I had given up on DC quite some time before and sampled the New 52 to see what is was all about. So I probably was among their target audience. I lasted less than a year and it wasn’t because of continuity confusion or creative musical chairs. What New 52 looked like to me was more darker, more gritty, more anger, more violence, more twisted, more psychopaths, much more blood, and enough powder from all those grinding teeth to provide sand for the beaches of Florida. Not for me, thanks.
Writers, of course, can’t help but advance characters, but what makes things worse is that then they’re eventually, inevitably returned to some earlier state, inconsistently, even without these kinds of continuity reboots. Even if the character’s circumstances are static, sort of existing in a perpetually moving window of time that only goes back a few years (i.e. the standard approach), you end up with the comic book problem of having any major changes undo themselves - characters die and come back to life (sometimes over and over), new family members (and clones) are discovered and lost, the family tree getting ever-more complicated (even if empty), etc. The only way to really do long-running comic book characters, if they’re not going to actually age commensurate with their experiences, is just to selectively choose what the continuity is for each particular comic book run. (Which sort of happens in that writers choose to ignore/focus on different elements, but the pressure is to have this absurd continuity to keep readers buying issues and allow for cross-overs, etc.)

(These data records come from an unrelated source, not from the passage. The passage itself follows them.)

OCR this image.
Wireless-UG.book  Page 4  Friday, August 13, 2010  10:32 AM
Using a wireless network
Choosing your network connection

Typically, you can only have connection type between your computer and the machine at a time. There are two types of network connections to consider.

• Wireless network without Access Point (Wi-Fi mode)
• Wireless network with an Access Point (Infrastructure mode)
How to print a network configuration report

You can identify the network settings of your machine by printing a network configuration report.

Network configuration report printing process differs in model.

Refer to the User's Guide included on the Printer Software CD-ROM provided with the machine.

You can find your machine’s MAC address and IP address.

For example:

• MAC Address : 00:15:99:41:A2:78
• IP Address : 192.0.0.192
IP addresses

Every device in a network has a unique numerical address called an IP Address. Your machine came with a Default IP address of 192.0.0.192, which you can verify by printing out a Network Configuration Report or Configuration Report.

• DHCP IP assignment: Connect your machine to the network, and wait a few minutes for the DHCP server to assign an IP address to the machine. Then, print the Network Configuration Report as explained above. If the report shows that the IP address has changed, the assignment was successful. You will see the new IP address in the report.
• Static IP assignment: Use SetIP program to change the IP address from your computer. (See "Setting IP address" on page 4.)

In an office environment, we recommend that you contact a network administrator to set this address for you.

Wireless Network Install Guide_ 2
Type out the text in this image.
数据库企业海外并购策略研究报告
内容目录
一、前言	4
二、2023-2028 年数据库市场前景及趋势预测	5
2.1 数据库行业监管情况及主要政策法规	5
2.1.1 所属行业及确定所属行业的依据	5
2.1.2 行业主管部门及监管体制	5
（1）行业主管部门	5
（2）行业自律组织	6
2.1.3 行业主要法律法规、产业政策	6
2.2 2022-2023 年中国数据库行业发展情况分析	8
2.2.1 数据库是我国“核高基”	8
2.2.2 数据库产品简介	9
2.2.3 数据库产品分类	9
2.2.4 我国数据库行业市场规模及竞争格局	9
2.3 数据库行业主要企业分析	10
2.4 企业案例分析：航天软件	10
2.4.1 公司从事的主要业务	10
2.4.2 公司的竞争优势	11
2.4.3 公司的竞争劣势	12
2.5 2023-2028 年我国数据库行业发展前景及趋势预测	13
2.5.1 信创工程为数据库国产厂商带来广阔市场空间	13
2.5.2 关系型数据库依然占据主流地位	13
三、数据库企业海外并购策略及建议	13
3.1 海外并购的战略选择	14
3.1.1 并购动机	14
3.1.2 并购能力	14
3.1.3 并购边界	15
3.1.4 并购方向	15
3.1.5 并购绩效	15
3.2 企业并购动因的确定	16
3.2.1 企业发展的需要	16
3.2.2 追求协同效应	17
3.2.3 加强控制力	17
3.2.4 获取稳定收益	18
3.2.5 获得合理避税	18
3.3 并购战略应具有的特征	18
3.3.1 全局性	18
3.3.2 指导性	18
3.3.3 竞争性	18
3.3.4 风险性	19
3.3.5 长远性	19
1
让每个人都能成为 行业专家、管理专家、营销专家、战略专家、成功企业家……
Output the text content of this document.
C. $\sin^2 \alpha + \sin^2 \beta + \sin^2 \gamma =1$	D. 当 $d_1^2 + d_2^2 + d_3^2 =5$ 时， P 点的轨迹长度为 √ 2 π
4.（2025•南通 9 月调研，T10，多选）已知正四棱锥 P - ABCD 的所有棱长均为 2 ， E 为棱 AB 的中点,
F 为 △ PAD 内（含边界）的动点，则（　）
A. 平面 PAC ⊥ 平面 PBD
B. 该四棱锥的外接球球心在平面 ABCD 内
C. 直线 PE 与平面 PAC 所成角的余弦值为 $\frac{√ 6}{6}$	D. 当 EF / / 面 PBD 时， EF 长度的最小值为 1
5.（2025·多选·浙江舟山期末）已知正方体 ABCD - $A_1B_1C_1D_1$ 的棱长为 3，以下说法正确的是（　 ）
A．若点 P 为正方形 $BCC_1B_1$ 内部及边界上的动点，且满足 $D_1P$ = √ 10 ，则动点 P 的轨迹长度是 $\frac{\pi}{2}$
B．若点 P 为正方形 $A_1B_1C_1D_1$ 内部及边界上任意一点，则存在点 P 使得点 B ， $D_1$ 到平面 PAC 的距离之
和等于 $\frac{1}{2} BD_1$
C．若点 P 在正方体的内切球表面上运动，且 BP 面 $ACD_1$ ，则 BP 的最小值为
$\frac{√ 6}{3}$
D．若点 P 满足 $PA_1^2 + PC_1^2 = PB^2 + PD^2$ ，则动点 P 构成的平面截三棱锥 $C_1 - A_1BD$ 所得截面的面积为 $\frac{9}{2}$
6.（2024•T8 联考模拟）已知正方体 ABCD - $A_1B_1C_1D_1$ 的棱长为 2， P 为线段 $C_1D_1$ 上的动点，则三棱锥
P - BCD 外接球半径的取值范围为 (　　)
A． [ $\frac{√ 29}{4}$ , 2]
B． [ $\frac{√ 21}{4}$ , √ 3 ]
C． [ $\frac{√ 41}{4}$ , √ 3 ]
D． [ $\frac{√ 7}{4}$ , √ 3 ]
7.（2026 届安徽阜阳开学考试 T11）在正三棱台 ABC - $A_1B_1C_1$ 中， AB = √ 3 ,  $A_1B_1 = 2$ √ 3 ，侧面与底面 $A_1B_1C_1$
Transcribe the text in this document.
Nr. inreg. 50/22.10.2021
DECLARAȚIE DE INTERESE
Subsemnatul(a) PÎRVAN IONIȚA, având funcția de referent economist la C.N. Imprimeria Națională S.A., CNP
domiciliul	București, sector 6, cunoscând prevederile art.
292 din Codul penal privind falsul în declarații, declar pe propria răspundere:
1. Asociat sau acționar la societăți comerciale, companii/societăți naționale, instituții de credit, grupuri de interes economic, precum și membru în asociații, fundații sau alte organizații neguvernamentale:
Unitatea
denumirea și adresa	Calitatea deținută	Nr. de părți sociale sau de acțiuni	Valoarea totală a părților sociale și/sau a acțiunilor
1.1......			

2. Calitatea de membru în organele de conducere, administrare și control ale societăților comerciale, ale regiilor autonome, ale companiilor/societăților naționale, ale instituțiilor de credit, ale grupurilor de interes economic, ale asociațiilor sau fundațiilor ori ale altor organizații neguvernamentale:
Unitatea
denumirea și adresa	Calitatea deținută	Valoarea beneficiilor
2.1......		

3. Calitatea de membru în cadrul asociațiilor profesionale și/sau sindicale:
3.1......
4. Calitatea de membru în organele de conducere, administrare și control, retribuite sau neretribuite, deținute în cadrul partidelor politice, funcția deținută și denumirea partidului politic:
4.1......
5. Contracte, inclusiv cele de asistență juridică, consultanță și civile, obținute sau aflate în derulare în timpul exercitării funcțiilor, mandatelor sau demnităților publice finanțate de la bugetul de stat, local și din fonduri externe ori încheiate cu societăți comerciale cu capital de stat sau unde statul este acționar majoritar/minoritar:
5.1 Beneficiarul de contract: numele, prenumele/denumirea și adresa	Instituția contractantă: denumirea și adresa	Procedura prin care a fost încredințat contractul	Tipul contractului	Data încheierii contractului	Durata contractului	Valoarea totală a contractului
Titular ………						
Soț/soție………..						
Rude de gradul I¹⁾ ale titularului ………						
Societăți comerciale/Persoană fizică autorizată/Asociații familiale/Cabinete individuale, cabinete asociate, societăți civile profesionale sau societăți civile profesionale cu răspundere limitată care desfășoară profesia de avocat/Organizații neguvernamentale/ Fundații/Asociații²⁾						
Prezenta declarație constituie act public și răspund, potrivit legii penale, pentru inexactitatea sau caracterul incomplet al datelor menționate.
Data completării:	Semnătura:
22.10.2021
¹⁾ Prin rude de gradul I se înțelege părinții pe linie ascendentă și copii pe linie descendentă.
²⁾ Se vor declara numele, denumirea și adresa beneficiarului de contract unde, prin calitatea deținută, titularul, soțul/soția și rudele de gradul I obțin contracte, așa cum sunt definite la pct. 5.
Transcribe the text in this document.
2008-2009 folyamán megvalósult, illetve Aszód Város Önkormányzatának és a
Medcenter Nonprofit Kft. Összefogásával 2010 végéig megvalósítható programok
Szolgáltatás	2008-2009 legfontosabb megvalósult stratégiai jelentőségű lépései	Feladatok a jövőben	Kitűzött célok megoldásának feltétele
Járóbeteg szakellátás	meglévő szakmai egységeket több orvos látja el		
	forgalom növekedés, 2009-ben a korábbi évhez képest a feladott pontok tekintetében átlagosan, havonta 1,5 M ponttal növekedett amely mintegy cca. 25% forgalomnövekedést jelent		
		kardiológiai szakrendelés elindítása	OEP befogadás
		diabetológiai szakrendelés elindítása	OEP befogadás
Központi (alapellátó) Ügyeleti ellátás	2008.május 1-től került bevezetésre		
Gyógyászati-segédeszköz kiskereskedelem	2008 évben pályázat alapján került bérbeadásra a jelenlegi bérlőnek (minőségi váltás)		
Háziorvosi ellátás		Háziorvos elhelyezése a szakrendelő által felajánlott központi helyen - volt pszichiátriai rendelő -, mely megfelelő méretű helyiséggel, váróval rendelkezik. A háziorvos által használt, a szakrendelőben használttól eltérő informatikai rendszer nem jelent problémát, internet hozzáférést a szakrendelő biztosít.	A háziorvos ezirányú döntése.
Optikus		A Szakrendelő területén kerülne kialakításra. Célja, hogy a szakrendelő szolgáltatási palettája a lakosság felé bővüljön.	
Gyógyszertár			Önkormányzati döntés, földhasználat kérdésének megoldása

I don’t have an opinion on New 52, but this ignored Zero Hour in 1994. Kieran Schiach gets into it about 40 minutes into this episode of X-Plain the X-Men (concerning complex continuity as part of a cross-over between multiple comic book podcasts). Kieran’s segment on the DC Multiverse starts closer to 34 minutes if anyone wants the whole bit.
Also in that episode I linked, Jay Edidin (who hadn’t come out as trans when it was recorded) started talking about the idea that editors-in-chief were responsible for changing the characters to fit versions they recognize.
It was actually “kyptonian armor” if I remember correctly. And it didn’t make a lot of sense. They even mocked the old “underwear on the outside” in an early issue.
I think it flopped because while a lot of B and C tier characters got good writing, the main trilogy had generally fairly average writing to poor. Superman’s was particularly challenging to follow. They had no idea what they wanted to do with him and it changed all the time, plus had a very odd relationship with Diana that was forced in with the skill and finesse of a 12 year old writing mature adult erotica.
Just wait until Batcow’s secret twin is revealed!
I wondered if renegade Douglas employees were operating in secret, churning out new planes. DC-11 through DC-51 we’re failures, this time they were sure they had a winner but nope.